L’homme porte des talons hauts.
La femme des talons plats.

ELLE :
Tout su.
J’ai tout su dés le début.
Mais je ne voulais rien savoir.
Etre une femme c’est un corps occupé.
On m’avait appris qu’il fallait.
Tourner la langue.
Les dents se touchent, la langue alors touche l’ensemble des dents du devant, haut et bas.
Saint, trois fois saint.
Déchaussez-vous !

(Elle ôte ses chaussures)

Je ne veux pas vous connaître et au revoir.
J’entrais en scène.
C’était un bar.
Je n’avais pas d’autre moyen de me produire.
Et je voulais briller.
D’ailleurs ma lampe de poche je la portais au front.
Sans cesse allumée.
Une chose peut bien ressembler à une autre mais rien ne l’empêche de briller.

(Elle aligne ses chaussures avec soin)


LUI
C’était un petit tas.
Ou une cage.
Vous y êtes allée sans qu’on vous pousse.
Cette formation vous l’avez désirée.
Et vous avez signé.
On raconte même que durant des mois vous n’avez ingurgité que des soupes en sachet.
Quelques yaourts.
Mourir ne vous inquiétait guère.
Vous avez réussi !
Tous les diplômes vous les avez obtenus !
Vos papiers sont en règle.

(Il ôte ses chaussures mais garde ses chaussettes)

ELLE :
Ecoutez moi.
Ecoutez moi.
Petite fille j’écrivais des vers.
Pas la peine de me faire croire que j’en serais devenue un.
Une femme ver.
Pas la couleur.
Et mal accordée.
Corsage ouvert.
« Jupe fendue ma Femme est Carriole »
Ma femme est un bouc.

Un hachis.
Une dévastation.
Vous devez m’écouter.
Je vois bien que vous ne m’écoutez pas.
Mais je m’en fous.

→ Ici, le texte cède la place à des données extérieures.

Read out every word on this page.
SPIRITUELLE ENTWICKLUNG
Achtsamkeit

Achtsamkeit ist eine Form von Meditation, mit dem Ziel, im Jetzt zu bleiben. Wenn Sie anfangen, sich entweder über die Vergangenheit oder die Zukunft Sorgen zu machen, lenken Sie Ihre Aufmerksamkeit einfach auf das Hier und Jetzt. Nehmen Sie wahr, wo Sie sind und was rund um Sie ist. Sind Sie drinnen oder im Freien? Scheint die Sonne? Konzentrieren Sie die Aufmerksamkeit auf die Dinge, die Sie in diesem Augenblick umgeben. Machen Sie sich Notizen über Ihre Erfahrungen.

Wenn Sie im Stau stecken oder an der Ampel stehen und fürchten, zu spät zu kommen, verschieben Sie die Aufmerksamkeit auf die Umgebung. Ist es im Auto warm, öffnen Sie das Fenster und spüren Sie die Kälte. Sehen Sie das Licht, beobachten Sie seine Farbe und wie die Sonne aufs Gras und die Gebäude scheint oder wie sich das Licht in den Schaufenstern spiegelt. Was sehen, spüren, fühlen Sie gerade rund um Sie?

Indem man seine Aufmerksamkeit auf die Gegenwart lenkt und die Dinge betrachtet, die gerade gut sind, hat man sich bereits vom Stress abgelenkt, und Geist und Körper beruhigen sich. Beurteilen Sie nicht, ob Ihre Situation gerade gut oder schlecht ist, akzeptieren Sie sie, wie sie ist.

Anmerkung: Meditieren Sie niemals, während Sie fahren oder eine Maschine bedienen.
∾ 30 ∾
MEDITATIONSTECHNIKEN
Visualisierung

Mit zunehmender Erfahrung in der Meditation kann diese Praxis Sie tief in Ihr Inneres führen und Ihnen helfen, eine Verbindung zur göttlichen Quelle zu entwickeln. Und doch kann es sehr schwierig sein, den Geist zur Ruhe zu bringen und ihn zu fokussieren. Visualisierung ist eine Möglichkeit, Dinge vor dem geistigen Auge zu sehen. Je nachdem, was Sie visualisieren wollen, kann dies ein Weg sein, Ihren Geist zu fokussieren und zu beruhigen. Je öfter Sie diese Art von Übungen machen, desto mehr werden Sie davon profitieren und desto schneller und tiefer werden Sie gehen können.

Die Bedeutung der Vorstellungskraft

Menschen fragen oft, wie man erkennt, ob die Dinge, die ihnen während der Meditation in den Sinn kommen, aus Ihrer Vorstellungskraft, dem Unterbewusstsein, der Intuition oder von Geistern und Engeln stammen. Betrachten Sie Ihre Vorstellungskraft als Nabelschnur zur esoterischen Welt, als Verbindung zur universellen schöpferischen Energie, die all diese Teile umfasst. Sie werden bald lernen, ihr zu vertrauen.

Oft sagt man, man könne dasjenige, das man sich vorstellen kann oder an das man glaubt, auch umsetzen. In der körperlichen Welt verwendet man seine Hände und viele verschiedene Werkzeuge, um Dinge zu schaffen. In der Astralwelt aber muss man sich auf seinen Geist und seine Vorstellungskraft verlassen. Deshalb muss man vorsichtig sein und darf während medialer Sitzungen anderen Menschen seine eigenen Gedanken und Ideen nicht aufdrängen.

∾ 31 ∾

Je vous parle.
Parce que je suis venue.
Pour cette chose.
C’est pour ça que vous m’avez fait venir.
Vous allez m’écouter.

Envoyez le bon de caisse !

(Elle remet ses chaussures)
( Les chaussures doivent être de la même couleur que son rouge à lèvres )

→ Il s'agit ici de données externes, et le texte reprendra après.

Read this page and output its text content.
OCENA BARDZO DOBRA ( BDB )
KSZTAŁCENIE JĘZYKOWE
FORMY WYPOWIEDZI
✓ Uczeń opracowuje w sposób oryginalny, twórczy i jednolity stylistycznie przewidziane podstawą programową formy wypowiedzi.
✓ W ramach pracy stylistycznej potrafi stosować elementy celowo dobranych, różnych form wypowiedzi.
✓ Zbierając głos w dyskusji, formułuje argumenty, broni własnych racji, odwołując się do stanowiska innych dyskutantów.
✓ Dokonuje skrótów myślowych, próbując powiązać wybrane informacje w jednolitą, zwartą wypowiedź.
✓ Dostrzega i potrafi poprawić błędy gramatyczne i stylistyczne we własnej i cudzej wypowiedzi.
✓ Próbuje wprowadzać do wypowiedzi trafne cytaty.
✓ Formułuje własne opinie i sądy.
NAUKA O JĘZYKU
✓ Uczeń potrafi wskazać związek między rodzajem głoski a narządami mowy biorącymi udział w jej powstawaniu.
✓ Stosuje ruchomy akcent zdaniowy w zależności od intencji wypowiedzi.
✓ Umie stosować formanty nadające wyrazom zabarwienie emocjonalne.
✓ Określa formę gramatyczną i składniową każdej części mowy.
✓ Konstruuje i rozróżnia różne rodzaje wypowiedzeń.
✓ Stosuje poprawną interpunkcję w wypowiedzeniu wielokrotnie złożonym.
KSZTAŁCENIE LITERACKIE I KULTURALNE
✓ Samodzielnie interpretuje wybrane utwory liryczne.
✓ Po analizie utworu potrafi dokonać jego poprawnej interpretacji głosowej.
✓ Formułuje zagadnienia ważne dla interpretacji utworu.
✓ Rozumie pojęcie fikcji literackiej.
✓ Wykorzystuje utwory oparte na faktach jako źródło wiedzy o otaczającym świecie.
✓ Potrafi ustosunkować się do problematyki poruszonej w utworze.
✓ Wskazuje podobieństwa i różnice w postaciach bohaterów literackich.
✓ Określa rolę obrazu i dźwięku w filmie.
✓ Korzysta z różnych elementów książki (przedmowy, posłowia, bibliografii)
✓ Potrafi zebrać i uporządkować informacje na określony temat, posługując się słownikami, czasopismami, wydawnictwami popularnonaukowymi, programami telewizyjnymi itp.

Cher partenaire d’une femme sans homme
(Elle est un homme !)
Vous savez bien que j’y viendrai.
Je suis sans illusion sur ma syntaxe.
Tout dans la bouche.
Je chante.
Au magasin je chante et au bar je sers.
Ça fait longtemps.
Accommodez vous.
Prenez ce siège.
J’irai au sol.
Ce divan n’est plus d’usage. Il est défoncé.
D’autres fesses semblables aux vôtres.
Et puisqu’on en parle le corps entier.
Vous aussi vous aurez des comptes à rendre.
Ce nouvel art dramatique vous n’y couperez pas.

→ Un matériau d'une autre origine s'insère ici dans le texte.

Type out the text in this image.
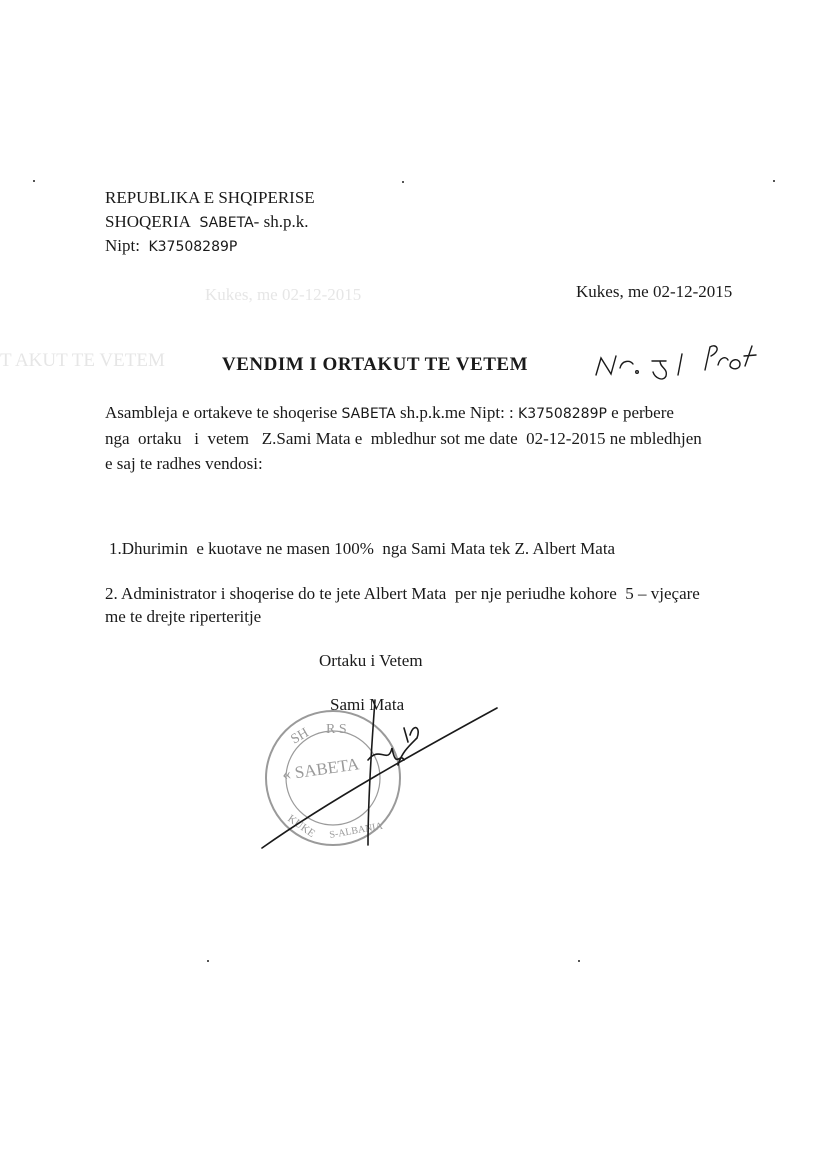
Kukes, me 02-12-2015
T AKUT TE VETEM
REPUBLIKA E SHQIPERISE
SHOQERIA SABETA- sh.p.k.
Nipt: K37508289P
Kukes, me 02-12-2015
VENDIM I ORTAKUT TE VETEM
Asambleja e ortakeve te shoqerise SABETA sh.p.k.me Nipt: : K37508289P e perbere
nga  ortaku   i  vetem   Z.Sami Mata e  mbledhur sot me date  02-12-2015 ne mbledhjen
e saj te radhes vendosi:
1.Dhurimin  e kuotave ne masen 100%  nga Sami Mata tek Z. Albert Mata
2. Administrator i shoqerise do te jete Albert Mata  per nje periudhe kohore  5 – vjeçare
me te drejte riperteritje
Ortaku i Vetem
Sami Mata
SH R S
« SABETA
KUKE S-ALBANIA
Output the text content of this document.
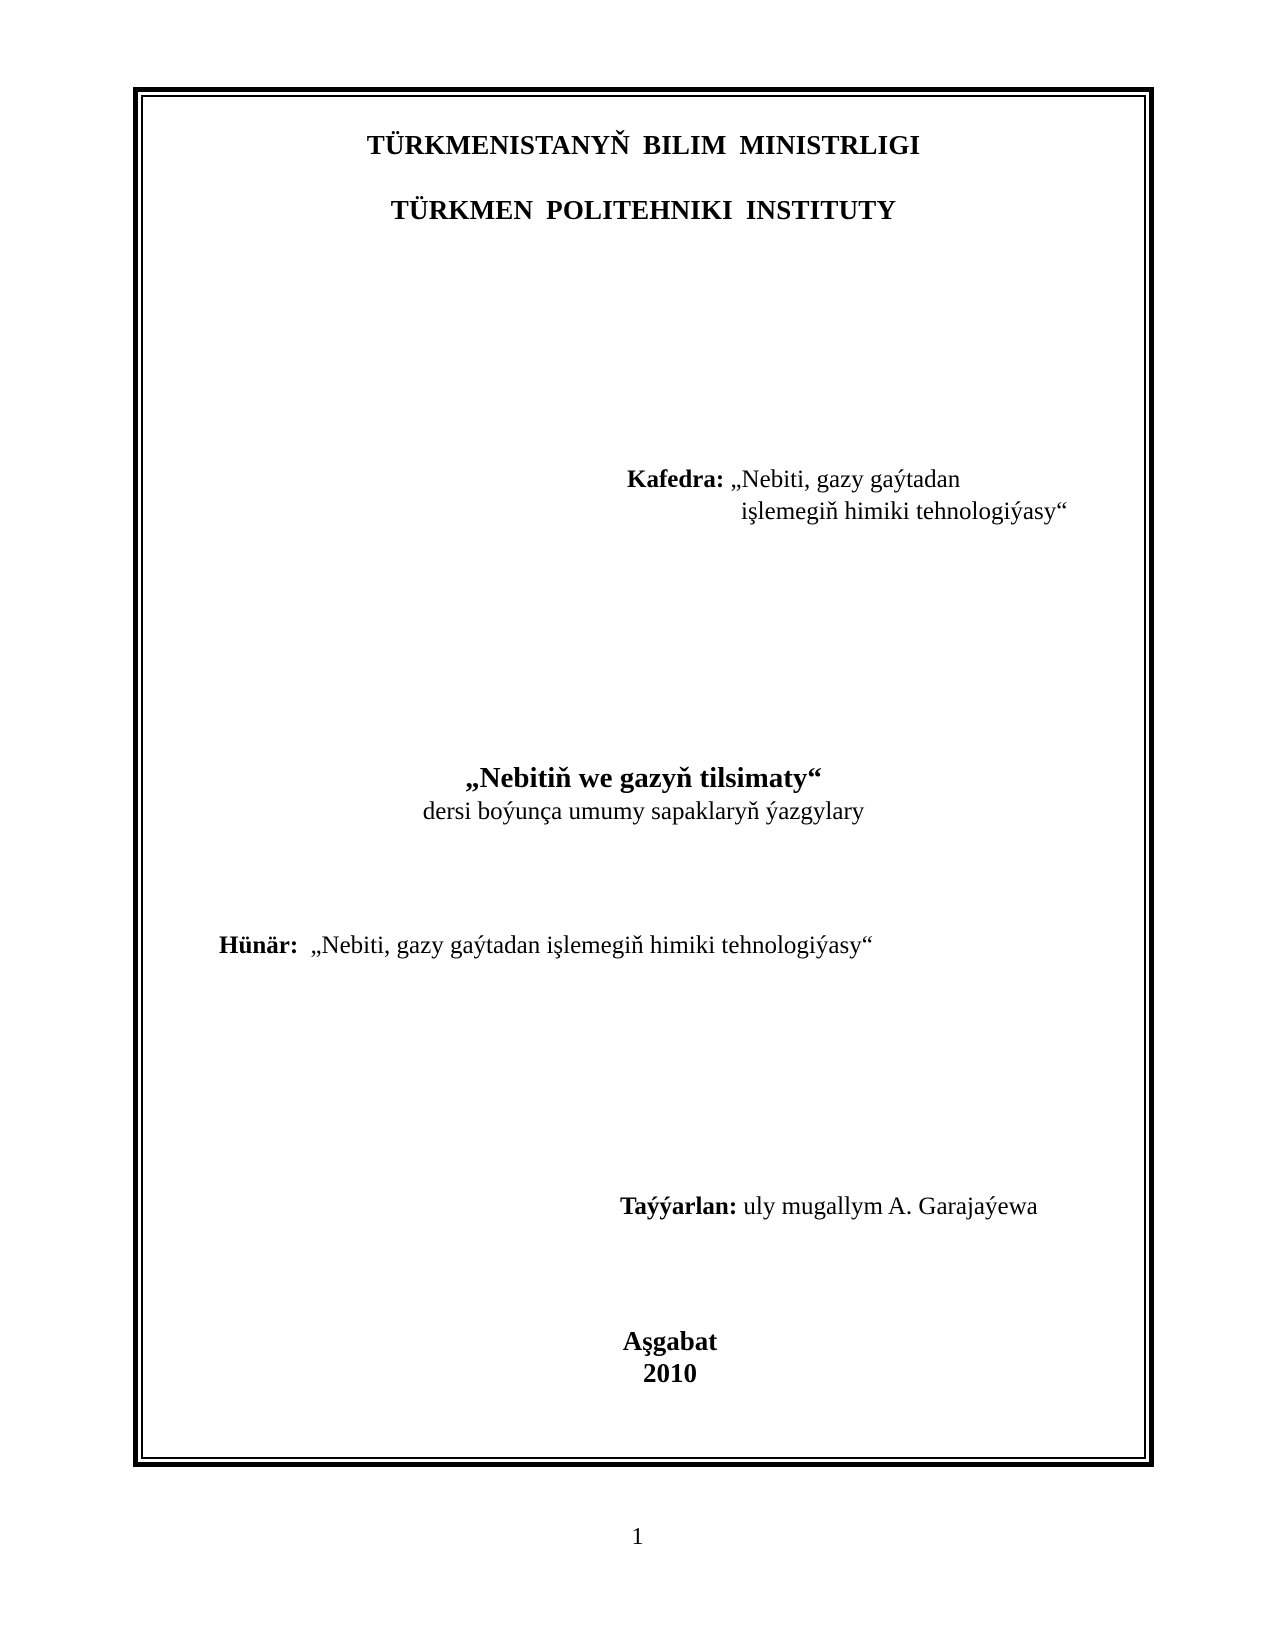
TÜRKMENISTANYŇ BILIM MINISTRLIGI
TÜRKMEN POLITEHNIKI INSTITUTY
Kafedra: „Nebiti, gazy gaýtadan
işlemegiň himiki tehnologiýasy“
„Nebitiň we gazyň tilsimaty“
dersi boýunça umumy sapaklaryň ýazgylary
Hünär: „Nebiti, gazy gaýtadan işlemegiň himiki tehnologiýasy“
Taýýarlan: uly mugallym A. Garajaýewa
Aşgabat
2010
1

Ne vous méprenez pas sur mes bouts de seins.
Je ne veux pas anticiper.
Ils m’ont toujours précédée dans la besogne.
Pour ce qui est des zones Nora en parlait mieux que moi.
Relisez. Faites les fous.
Mais plus personne ne lit.
Et vous, ne dites rien.
Laissez-moi faire.

Elle le fait asseoir sur le tabouret et s’accroupit au sol, entre ses jambes.
Gros plan sur le divan défoncé qui occupe un coin de la pièce.
Les chaussures de l’homme forment un petit tas bien visible.

LUI.
Savez –vous combien de fois on voit sourire Dante dans « La Divine Comédie » ?
J’ai pris soin de noter sur une fiche chacun des passages où il le fait.
En Ukraine, sur la Volga, partout j’étais dans la salle et j’observais davantage les spectateurs que les acteurs.
Qu’est-ce que vous croyez ?
Qu’il y a quatre colonnes et pas six ?
Que vos didascalies sont nécessaires ?
Le risque est inséparable de son rythme !
Son silence le soutient …

Il se lève, remet ses chaussures après avoir lentement ôté ses chaussettes.

ELLE :
Le rat était auprès des chattes très cruelles.
Les questions il faut les poser avant.
Ce qui s’appelle le gant à l’intérieur de la main.
La langue touchera le monde.
Celui qui répond va être dépecé.
On lui prendra le bras avec un crochet.
On le déchirera et on emportera le morceau.
Celui là parlera de la réalité crue.
On voudra oublier mais on se souviendra.
Ne vous y trompez pas.
Je ne suis pas un sauna ni un night club.
La réalité en fiction n’est pas la fiction en réalité.

Le soleil écrivait ses volontés dans le ventre des moutons.
On y revient. On se retourne.
Je vous l’avais annoncé.
Je vous ferai un poème de Soft Shoe.
Des claquettes sans claquettes.
Qui se dansent sur le sable.
Puisque Ils c’est Elles.

Ne vous y trompez pas.
L’imagination crée des fantômes.
Ceux-là ne se contrôlent pas.
Il existe une technique de l’incrustation.
Bientôt nos tragédies nous le diront.

Elle remet ses chaussures après avoir ôté ses bas.


LUI :
Alors éteignez tout.
Il est temps de signer.
C’est sans lendemain.
Nous avons tout vu.
Les monstres ne peuvent se passer de compagnie.
Nous sommes des hommes et des femmes de notre temps.